Sunday, June 19, 2011

Being A Father

We never see our parents as people, do we? People who might have had real lives before we came on the scene, people who had adventures, people who did cool things just because. We might have a glimmer of this when we're older, perhaps when we're looking at photos of them from long ago, but by that time we've got kids of our own and we've discovered ourselves just how uninteresting our former lives are to them. But in the meantime we see them as ladders to our next steps, or a form of bank manager, or even the camp cook.

I came home last night, having spent the afternoon up island with FDPG, and Richard was playing guitar in the family room.

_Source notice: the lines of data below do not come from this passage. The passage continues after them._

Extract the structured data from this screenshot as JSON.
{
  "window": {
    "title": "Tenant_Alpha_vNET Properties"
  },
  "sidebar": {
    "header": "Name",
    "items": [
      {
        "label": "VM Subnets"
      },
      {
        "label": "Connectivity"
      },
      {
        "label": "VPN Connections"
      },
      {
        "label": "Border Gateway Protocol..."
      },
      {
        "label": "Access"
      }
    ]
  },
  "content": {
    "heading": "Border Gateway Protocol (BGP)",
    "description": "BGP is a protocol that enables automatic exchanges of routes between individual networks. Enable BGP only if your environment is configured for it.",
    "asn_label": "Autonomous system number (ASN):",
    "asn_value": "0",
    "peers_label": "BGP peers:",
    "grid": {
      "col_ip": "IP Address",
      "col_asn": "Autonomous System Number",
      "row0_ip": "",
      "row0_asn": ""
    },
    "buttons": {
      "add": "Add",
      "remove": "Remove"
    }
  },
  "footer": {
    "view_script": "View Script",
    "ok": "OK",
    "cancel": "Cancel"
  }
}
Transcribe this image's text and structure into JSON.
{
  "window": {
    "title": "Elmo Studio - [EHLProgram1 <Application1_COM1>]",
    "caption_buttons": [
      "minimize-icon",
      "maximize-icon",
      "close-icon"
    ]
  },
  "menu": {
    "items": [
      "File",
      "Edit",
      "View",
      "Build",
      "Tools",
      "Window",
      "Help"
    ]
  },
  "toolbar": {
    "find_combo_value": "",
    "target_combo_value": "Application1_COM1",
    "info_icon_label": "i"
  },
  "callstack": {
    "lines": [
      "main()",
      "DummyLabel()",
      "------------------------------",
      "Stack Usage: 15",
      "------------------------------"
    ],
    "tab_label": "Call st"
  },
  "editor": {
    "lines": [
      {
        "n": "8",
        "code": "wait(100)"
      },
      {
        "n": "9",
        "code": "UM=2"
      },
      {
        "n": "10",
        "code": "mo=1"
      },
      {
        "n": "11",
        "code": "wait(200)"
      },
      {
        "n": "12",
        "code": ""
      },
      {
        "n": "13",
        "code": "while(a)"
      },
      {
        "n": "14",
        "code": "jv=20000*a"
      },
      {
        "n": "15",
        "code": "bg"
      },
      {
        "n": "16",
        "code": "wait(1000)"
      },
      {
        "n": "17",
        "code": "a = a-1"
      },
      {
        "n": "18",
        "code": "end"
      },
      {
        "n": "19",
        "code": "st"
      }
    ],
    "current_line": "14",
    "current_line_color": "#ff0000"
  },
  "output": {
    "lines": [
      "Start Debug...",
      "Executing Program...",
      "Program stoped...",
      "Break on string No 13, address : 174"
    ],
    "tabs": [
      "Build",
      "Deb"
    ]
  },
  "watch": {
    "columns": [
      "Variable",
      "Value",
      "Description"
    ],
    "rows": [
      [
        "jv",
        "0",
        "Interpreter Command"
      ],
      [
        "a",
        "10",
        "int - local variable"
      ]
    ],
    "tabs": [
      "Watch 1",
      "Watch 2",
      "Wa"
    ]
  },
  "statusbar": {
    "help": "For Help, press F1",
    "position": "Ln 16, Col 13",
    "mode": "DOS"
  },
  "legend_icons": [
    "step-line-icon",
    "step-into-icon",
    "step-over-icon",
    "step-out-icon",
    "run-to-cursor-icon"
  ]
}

He is trying to master a song that we saw initially in a lipdub. It's a very catchy tune and it reminds me of many a British pop song, past or present. Given that Richard is from Britain, it doesn't surprise me at all that he likes this song, but it perplexes his teen son, who of the age where watching his father play a pop song on a guitar - and sing, for heaven's sake - seems just plain weird. He doesn't stop to consider his own long hours, sitting in his room, banging away monotonously on his keyboard, droning out the same chord over and over again, evidently.

As soon as I walked in the door he sidled up to me. "Dad has been playing that song all afternoon," he confided, as though we should be getting out the Advil.

"Oh," I said, "he likes that song. So do I. He just wants to learn it." "Why?" Max replies, still unable to comprehend that his father might have the same pop star leanings he does. I could say that his dad used to be quite the classical guitarist, that he'd even won competitions in his teens, and that when I met him he was the guy who played guitar and sang at beach parties, but I don't. It would probably cause Max to run screaming from the room. His parents - doing cool things? Eeks.

"Because it's a fun song and he likes playing the guitar," I say instead. I am laughing by this time, and so is Richard. It's funny seeing a 14 year old so unnerved by his aged, past it, should-be-sedate-by-now parents.

"Oh," he says, finally. "Hmm. IN-teresting." He then thumps down the stairs to his room, sits at his desk, and resumes his monotonous, bass-heavy, banging away. I file this memory away for another day, for the day when the grown up Max is a father himself, watched by his own puzzled children as he hauls out his aged keyboard and picks out his own tune, thinking of other times and other songs. A day I might not be around to see, but I know it will come. They always do.

Happy Father's Day to all you fathers out there. And to all you potential fathers.